ATHENS -- The free throws kept clanging off the rim, and at every key turn, they proved to be a perfect metaphor for a Georgia basketball team whose season has quickly careened the wrong way.

Iona became the latest small school team to get a road win this season at Georgia, joining the likes of Youngstown State and Southern Miss. This time the Bulldogs fell 81-78 in overtime, and at 2-7 this is the program’s worst nine-game start since 1970.

“I’m sick of losing, as our team is, but we’ve gotta play basketball,” head coach Mark Fox said.

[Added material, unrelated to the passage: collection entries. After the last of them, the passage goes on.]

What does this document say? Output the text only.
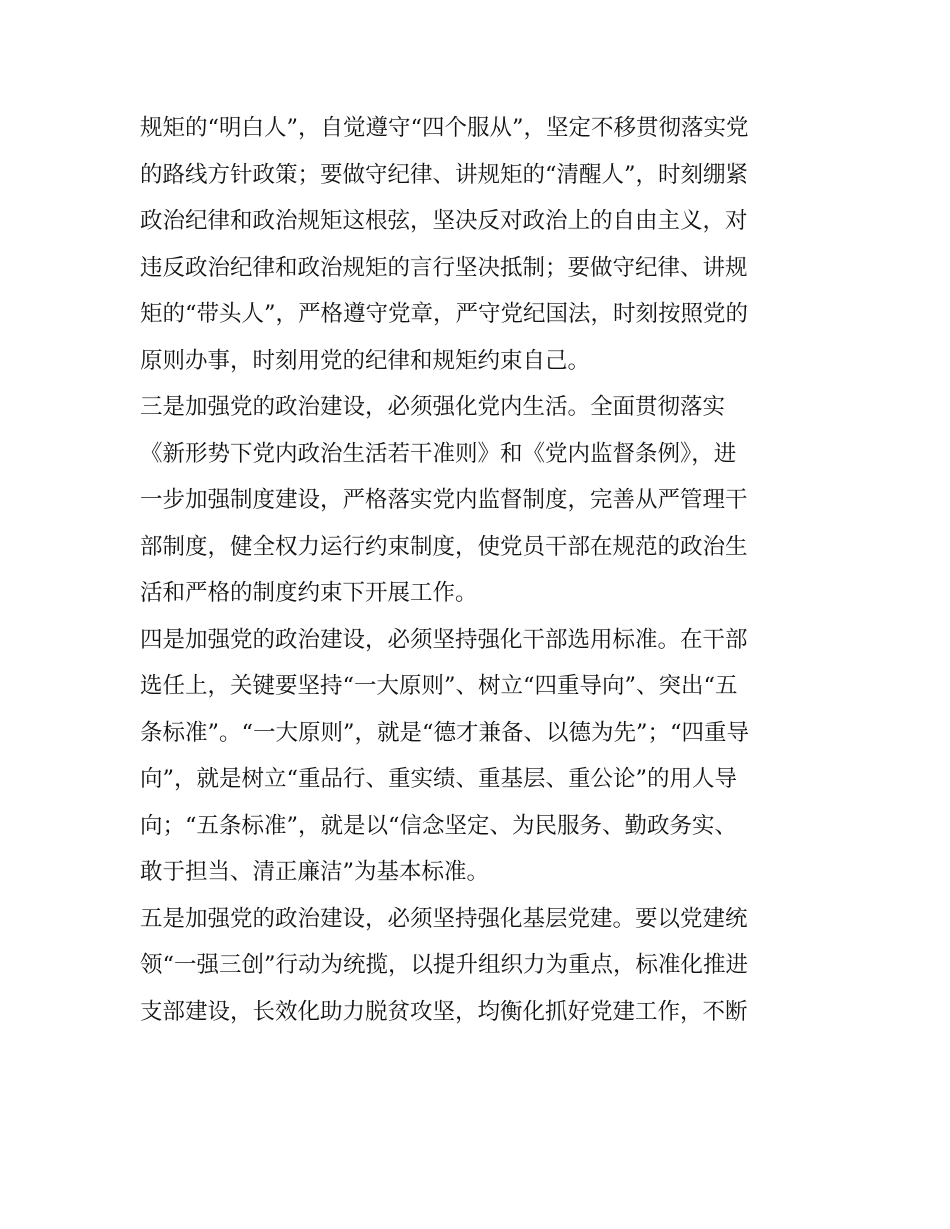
规矩的“明白人”，自觉遵守“四个服从”，坚定不移贯彻落实党
的路线方针政策；要做守纪律、讲规矩的“清醒人”，时刻绷紧
政治纪律和政治规矩这根弦，坚决反对政治上的自由主义，对
违反政治纪律和政治规矩的言行坚决抵制；要做守纪律、讲规
矩的“带头人”，严格遵守党章，严守党纪国法，时刻按照党的
原则办事，时刻用党的纪律和规矩约束自己。
三是加强党的政治建设，必须强化党内生活。全面贯彻落实
《新形势下党内政治生活若干准则》和《党内监督条例》，进
一步加强制度建设，严格落实党内监督制度，完善从严管理干
部制度，健全权力运行约束制度，使党员干部在规范的政治生
活和严格的制度约束下开展工作。
四是加强党的政治建设，必须坚持强化干部选用标准。在干部
选任上，关键要坚持“一大原则”、树立“四重导向”、突出“五
条标准”。“一大原则”，就是“德才兼备、以德为先”；“四重导
向”，就是树立“重品行、重实绩、重基层、重公论”的用人导
向；“五条标准”，就是以“信念坚定、为民服务、勤政务实、
敢于担当、清正廉洁”为基本标准。
五是加强党的政治建设，必须坚持强化基层党建。要以党建统
领“一强三创”行动为统揽，以提升组织力为重点，标准化推进
支部建设，长效化助力脱贫攻坚，均衡化抓好党建工作，不断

The Bulldogs lost this game at the line, especially down the stretch: Georgia was 16-for-33 in the second half and overtime, including 6-for-15 in overtime. And the blame was spread out: Nemanja Djurisic missed a free throw that would have tied the game with three seconds left in overtime. Brandon Morris missed two free throws when Georgia led by three with 71 seconds left. Charles Mann missed a plethora in overtime. And even the sure-handed Kentavious Caldwell-Pope had missed two on one trip to the line in overtime.

Morris admitted the misses felt contagious.

“We were missing free throws in abundance, which really played a toll on the game,” Morris said. “We’ve been practicing free throws -- we’ve been practicing every day in practice.”

“You know, I think we’ve shot over 6,000 free throws in practice,” Fox said. “And we’re shooting over 75 percent. We haven’t transferred that to a game. That is extremely frustrating.”

The bright side for Georgia was the play of its freshmen, necessitated in part by forward Marcus Thornton missing the game with knee problems. Mann had a career-high 18 points and seven rebounds, Morris had 12 points and seven rebounds, and Kenny Gaines (six points) hit a big shot in the final minute of regulation.

Georgia also did a good job rallying from a 12-point first-half deficit, leading by as many as seven in the second half. As Fox pointed out, simply one made free throw would have made the story different.

But in the end. Georgia still ended up losing to an Iona team that -- although it made it to the NCAA tournament last year -- was only off to a 3-4 start this season.

“We’re off to a worse start than I anticipated,” Fox said. “I still like our team. We’re not playing complete enough to win. But (on Saturday) – there’s prep schools that played older lineups than we had out there. We’re still making some young plays.

“But it’s a disappointing start, there’s no way around that. It’s my job to get us to win some games. We haven’t done that yet, but I like our team – and I told them that tonight, that I still like our team. We just gotta make a couple more steps forward.”